El desdoblamiento que separa a las subunidades HA1 y HA2 es necesario para que la partícula viral sea infecciosa y es mediada por proteasas celulares. Los virus de la gripe normalmente se mantienen circunscritos a las vías respiratorias debido a que las enzimas de proteasa que desdoblan a la molécula HA son frecuentes sólo en esos lugares. Se han observado ejemplos de virus más virulentos que se han adaptado a utilizar una enzima más ubicua, como la plasmina, para desdoblar HA y favorecer la infección generalizada de las células. El extremo amino terminal de la subunidad HA2, generado por el fenómeno de desdoblamiento, es necesario para que la envoltura viral se fusione con la membrana celular, un paso esencial en el proceso de la infección viral. El pH bajo desencadena un cambio en la configuración que inicia la actividad de fusión.

Estructura y función de la neuraminidasa

La antigenicidad de la NA, la otra glucoproteína presente en la superficie de las partículas del virus de la influenza, también es importante para determinar el subtipo de cepas del virus de la influenza.
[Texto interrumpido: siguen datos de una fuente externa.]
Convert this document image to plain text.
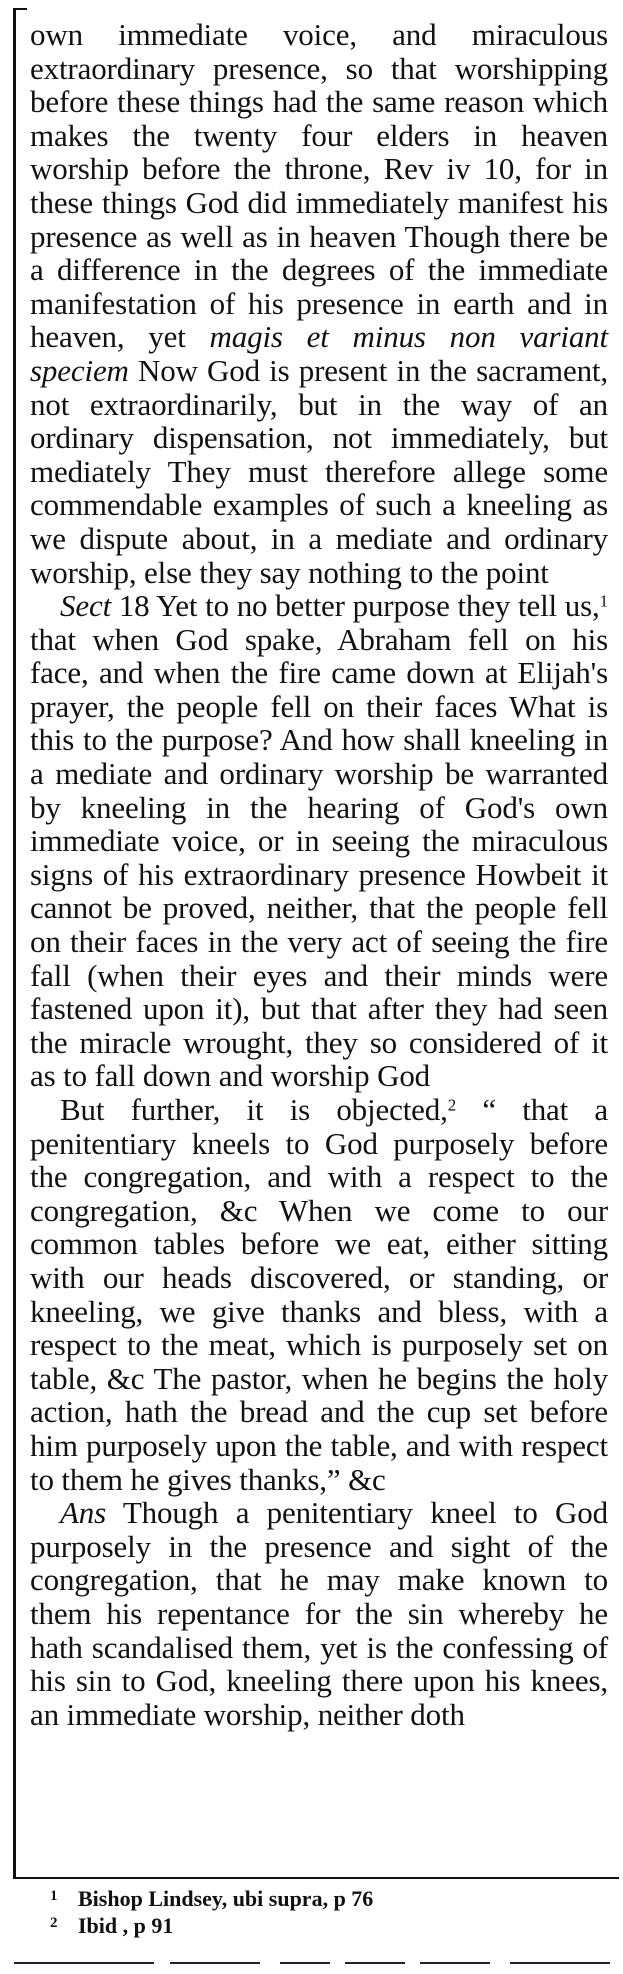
own immediate voice, and miraculous extraordinary presence, so that worshipping before these things had the same reason which makes the twenty four elders in heaven worship before the throne, Rev iv 10, for in these things God did immediately manifest his presence as well as in heaven Though there be a difference in the degrees of the immediate manifestation of his presence in earth and in heaven, yet magis et minus non variant speciem Now God is present in the sacrament, not extraordinarily, but in the way of an ordinary dispensation, not immediately, but mediately They must therefore allege some commendable examples of such a kneeling as we dispute about, in a mediate and ordinary worship, else they say nothing to the point

Sect 18 Yet to no better purpose they tell us,$^1$ that when God spake, Abraham fell on his face, and when the fire came down at Elijah's prayer, the people fell on their faces What is this to the purpose? And how shall kneeling in a mediate and ordinary worship be warranted by kneeling in the hearing of God's own immediate voice, or in seeing the miraculous signs of his extraordinary presence Howbeit it cannot be proved, neither, that the people fell on their faces in the very act of seeing the fire fall (when their eyes and their minds were fastened upon it), but that after they had seen the miracle wrought, they so considered of it as to fall down and worship God

But further, it is objected,$^2$ “ that a penitentiary kneels to God purposely before the congregation, and with a respect to the congregation, &c When we come to our common tables before we eat, either sitting with our heads discovered, or standing, or kneeling, we give thanks and bless, with a respect to the meat, which is purposely set on table, &c The pastor, when he begins the holy action, hath the bread and the cup set before him purposely upon the table, and with respect to them he gives thanks,” &c

Ans Though a penitentiary kneel to God purposely in the presence and sight of the congregation, that he may make known to them his repentance for the sin whereby he hath scandalised them, yet is the confessing of his sin to God, kneeling there upon his knees, an immediate worship, neither doth

1 Bishop Lindsey, ubi supra, p 76
2 Ibid , p 91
La espiga en la partícula viral es un tetrámero, que consta de cuatro monómeros idénticos (fig. 39-2D). Un tronco delgado está coronado con una cabeza de forma de caja. Hay un punto catalítico para la NA en la parte superior de cada cabeza, de manera que cada espiga de NA contiene cuatro lugares activos.
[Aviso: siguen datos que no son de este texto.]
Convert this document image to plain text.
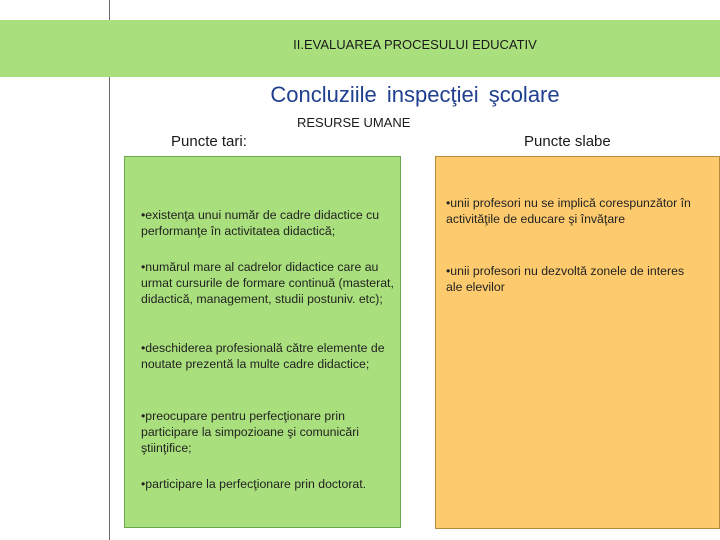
II.EVALUAREA PROCESULUI EDUCATIV
Concluziile inspecţiei şcolare
RESURSE UMANE
Puncte tari:	Puncte slabe

•existenţa unui număr de cadre didactice cu performanţe în activitatea didactică;

•numărul mare al cadrelor didactice care au urmat cursurile de formare continuă (masterat, didactică, management, studii postuniv. etc);

•deschiderea profesională către elemente de noutate prezentă la multe cadre didactice;

•preocupare pentru perfecţionare prin participare la simpozioane şi comunicări ştiinţifice;

•participare la perfecţionare prin doctorat.

•unii profesori nu se implică corespunzător în activităţile de educare şi învăţare

•unii profesori nu dezvoltă zonele de interes ale elevilor
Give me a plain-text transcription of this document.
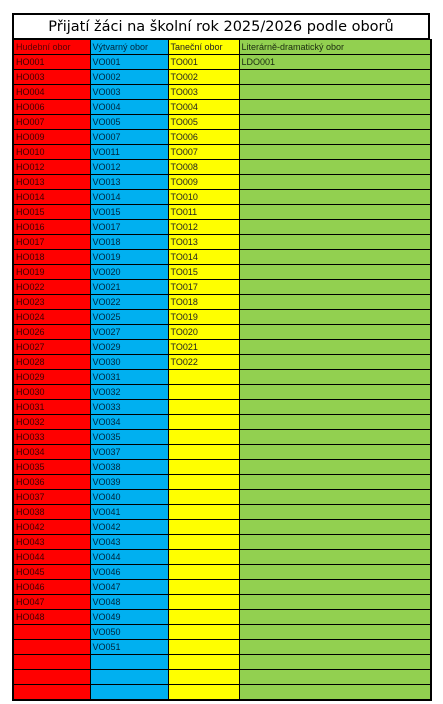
Přijatí žáci na školní rok 2025/2026 podle oborů
Hudební obor	Výtvarný obor	Taneční obor	Literárně-dramatický obor
HO001	VO001	TO001	LDO001
HO003	VO002	TO002	
HO004	VO003	TO003	
HO006	VO004	TO004	
HO007	VO005	TO005	
HO009	VO007	TO006	
HO010	VO011	TO007	
HO012	VO012	TO008	
HO013	VO013	TO009	
HO014	VO014	TO010	
HO015	VO015	TO011	
HO016	VO017	TO012	
HO017	VO018	TO013	
HO018	VO019	TO014	
HO019	VO020	TO015	
HO022	VO021	TO017	
HO023	VO022	TO018	
HO024	VO025	TO019	
HO026	VO027	TO020	
HO027	VO029	TO021	
HO028	VO030	TO022	
HO029	VO031		
HO030	VO032		
HO031	VO033		
HO032	VO034		
HO033	VO035		
HO034	VO037		
HO035	VO038		
HO036	VO039		
HO037	VO040		
HO038	VO041		
HO042	VO042		
HO043	VO043		
HO044	VO044		
HO045	VO046		
HO046	VO047		
HO047	VO048		
HO048	VO049		
	VO050		
	VO051		
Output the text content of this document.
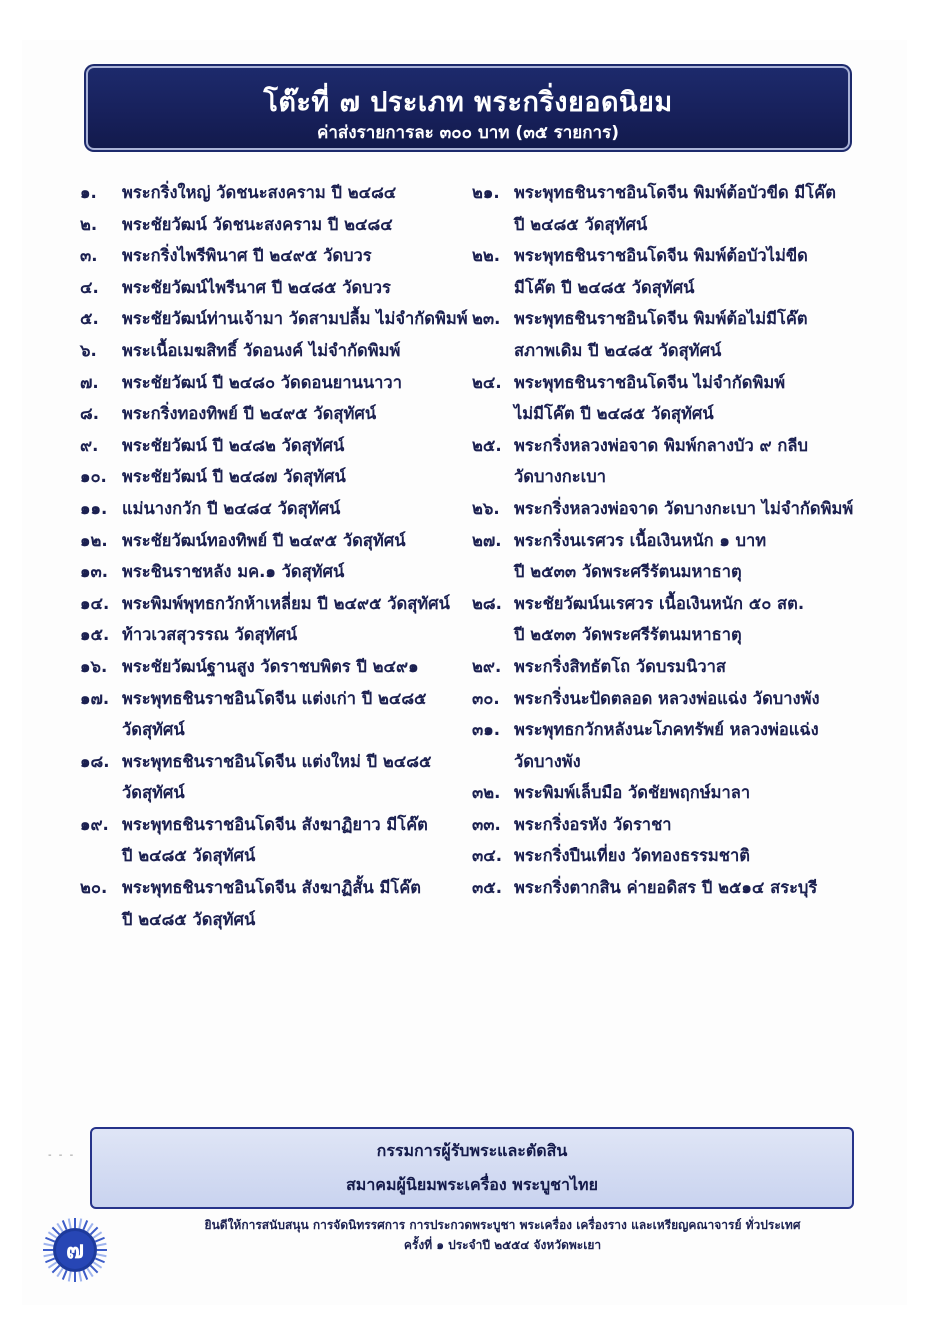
โต๊ะที่ ๗ ประเภท พระกริ่งยอดนิยม
ค่าส่งรายการละ ๓๐๐ บาท (๓๕ รายการ)
๑.	พระกริ่งใหญ่ วัดชนะสงคราม ปี ๒๔๘๔
๒.	พระชัยวัฒน์ วัดชนะสงคราม ปี ๒๔๘๔
๓.	พระกริ่งไพรีพินาศ ปี ๒๔๙๕ วัดบวร
๔.	พระชัยวัฒน์ไพรีนาศ ปี ๒๔๘๕ วัดบวร
๕.	พระชัยวัฒน์ท่านเจ้ามา วัดสามปลื้ม ไม่จำกัดพิมพ์
๖.	พระเนื้อเมฆสิทธิ์ วัดอนงค์ ไม่จำกัดพิมพ์
๗.	พระชัยวัฒน์ ปี ๒๔๘๐ วัดดอนยานนาวา
๘.	พระกริ่งทองทิพย์ ปี ๒๔๙๕ วัดสุทัศน์
๙.	พระชัยวัฒน์ ปี ๒๔๘๒ วัดสุทัศน์
๑๐. พระชัยวัฒน์ ปี ๒๔๘๗ วัดสุทัศน์
๑๑. แม่นางกวัก ปี ๒๔๘๔ วัดสุทัศน์
๑๒. พระชัยวัฒน์ทองทิพย์ ปี ๒๔๙๕ วัดสุทัศน์
๑๓. พระชินราชหลัง มค.๑ วัดสุทัศน์
๑๔. พระพิมพ์พุทธกวักห้าเหลี่ยม ปี ๒๔๙๕ วัดสุทัศน์
๑๕. ท้าวเวสสุวรรณ วัดสุทัศน์
๑๖. พระชัยวัฒน์ฐานสูง วัดราชบพิตร ปี ๒๔๙๑
๑๗. พระพุทธชินราชอินโดจีน แต่งเก่า ปี ๒๔๘๕
วัดสุทัศน์
๑๘. พระพุทธชินราชอินโดจีน แต่งใหม่ ปี ๒๔๘๕
วัดสุทัศน์
๑๙. พระพุทธชินราชอินโดจีน สังฆาฏิยาว มีโค๊ต
ปี ๒๔๘๕ วัดสุทัศน์
๒๐. พระพุทธชินราชอินโดจีน สังฆาฏิสั้น มีโค๊ต
ปี ๒๔๘๕ วัดสุทัศน์
๒๑. พระพุทธชินราชอินโดจีน พิมพ์ต้อบัวขีด มีโค๊ต
ปี ๒๔๘๕ วัดสุทัศน์
๒๒. พระพุทธชินราชอินโดจีน พิมพ์ต้อบัวไม่ขีด
มีโค๊ต ปี ๒๔๘๕ วัดสุทัศน์
๒๓. พระพุทธชินราชอินโดจีน พิมพ์ต้อไม่มีโค๊ต
สภาพเดิม ปี ๒๔๘๕ วัดสุทัศน์
๒๔. พระพุทธชินราชอินโดจีน ไม่จำกัดพิมพ์
ไม่มีโค๊ต ปี ๒๔๘๕ วัดสุทัศน์
๒๕. พระกริ่งหลวงพ่อจาด พิมพ์กลางบัว ๙ กลีบ
วัดบางกะเบา
๒๖. พระกริ่งหลวงพ่อจาด วัดบางกะเบา ไม่จำกัดพิมพ์
๒๗. พระกริ่งนเรศวร เนื้อเงินหนัก ๑ บาท
ปี ๒๕๓๓ วัดพระศรีรัตนมหาธาตุ
๒๘. พระชัยวัฒน์นเรศวร เนื้อเงินหนัก ๕๐ สต.
ปี ๒๕๓๓ วัดพระศรีรัตนมหาธาตุ
๒๙. พระกริ่งสิทธัตโถ วัดบรมนิวาส
๓๐. พระกริ่งนะปัดตลอด หลวงพ่อแฉ่ง วัดบางพัง
๓๑. พระพุทธกวักหลังนะโภคทรัพย์ หลวงพ่อแฉ่ง
วัดบางพัง
๓๒. พระพิมพ์เล็บมือ วัดชัยพฤกษ์มาลา
๓๓. พระกริ่งอรหัง วัดราชา
๓๔. พระกริ่งปืนเที่ยง วัดทองธรรมชาติ
๓๕. พระกริ่งตากสิน ค่ายอดิสร ปี ๒๕๑๔ สระบุรี
- - -	กรรมการผู้รับพระและตัดสิน
สมาคมผู้นิยมพระเครื่อง พระบูชาไทย
ยินดีให้การสนับสนุน การจัดนิทรรศการ การประกวดพระบูชา พระเครื่อง เครื่องราง และเหรียญคณาจารย์ ทั่วประเทศ
ครั้งที่ ๑ ประจำปี ๒๕๕๔ จังหวัดพะเยา
๗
La NA funciona al final del ciclo de replicación viral. Es una enzima sialidasa que retira ácido siálico de los glucoconjugados; éste facilita la liberación de partículas virales de la superficie de células infectadas durante el proceso de gemación y ayuda a evitar la autoagregación de viriones al retirar los residuos de ácido siálico de las glucoproteínas virales. Es posible que la NA ayude al virus a abrirse camino a través de la capa de mucina en las vías respiratorias para llegar a las dianas celulares epiteliales.
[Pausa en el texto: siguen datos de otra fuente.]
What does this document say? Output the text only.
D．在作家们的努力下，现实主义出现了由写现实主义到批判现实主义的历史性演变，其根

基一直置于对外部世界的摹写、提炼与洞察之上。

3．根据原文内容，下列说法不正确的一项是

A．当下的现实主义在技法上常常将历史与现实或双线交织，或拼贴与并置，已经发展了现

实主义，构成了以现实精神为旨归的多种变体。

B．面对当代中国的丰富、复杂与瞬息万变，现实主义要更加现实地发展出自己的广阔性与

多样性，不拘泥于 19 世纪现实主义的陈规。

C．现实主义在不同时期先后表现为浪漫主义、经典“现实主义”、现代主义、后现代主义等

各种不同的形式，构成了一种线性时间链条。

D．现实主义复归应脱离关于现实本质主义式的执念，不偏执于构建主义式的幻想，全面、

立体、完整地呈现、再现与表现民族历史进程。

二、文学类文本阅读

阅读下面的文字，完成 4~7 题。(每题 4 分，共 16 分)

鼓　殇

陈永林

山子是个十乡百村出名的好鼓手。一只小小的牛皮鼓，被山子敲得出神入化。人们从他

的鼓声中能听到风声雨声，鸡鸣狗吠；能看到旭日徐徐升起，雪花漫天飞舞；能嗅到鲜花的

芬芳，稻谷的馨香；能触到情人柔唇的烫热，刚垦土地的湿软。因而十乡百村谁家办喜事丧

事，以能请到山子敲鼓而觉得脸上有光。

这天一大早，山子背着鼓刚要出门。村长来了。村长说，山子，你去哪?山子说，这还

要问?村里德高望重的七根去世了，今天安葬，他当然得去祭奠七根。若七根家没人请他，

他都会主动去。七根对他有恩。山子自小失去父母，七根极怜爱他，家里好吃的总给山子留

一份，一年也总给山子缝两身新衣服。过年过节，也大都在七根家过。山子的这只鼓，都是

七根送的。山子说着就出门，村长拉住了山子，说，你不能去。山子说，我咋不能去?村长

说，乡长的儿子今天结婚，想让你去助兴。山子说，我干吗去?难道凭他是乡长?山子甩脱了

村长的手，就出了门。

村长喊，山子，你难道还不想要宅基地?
Variación antigénica menor y variación antigénica mayor

Los virus de la gripe son notables por los cambios antigénicos frecuentes que ocurren en la HA y la NA. Las variantes antigénicas del virus de la gripe tienen una ventaja selectiva sobre el virus progenitor en la presencia de anticuerpo dirigido contra la cepa original. Este fenómeno es la causa de las características epidemiológicas singulares de la influenza. Otros microorganismos que afectan al sistema respiratorio no manifiestan una variación antigénica importante.

Los dos antígenos de superficie de la gripe experimentan variación antigénica independiente entre sí. Los cambios antigénicos menores se denominan variación antigénica menor; los cambios antigénicos mayores en la HA o la NA, denominados variación antigénica mayor, dan por resultado la aparición de un nuevo subtipo (fig. 39-3). La variación antigénica mayor tiene más probabilidad de producir una epidemia.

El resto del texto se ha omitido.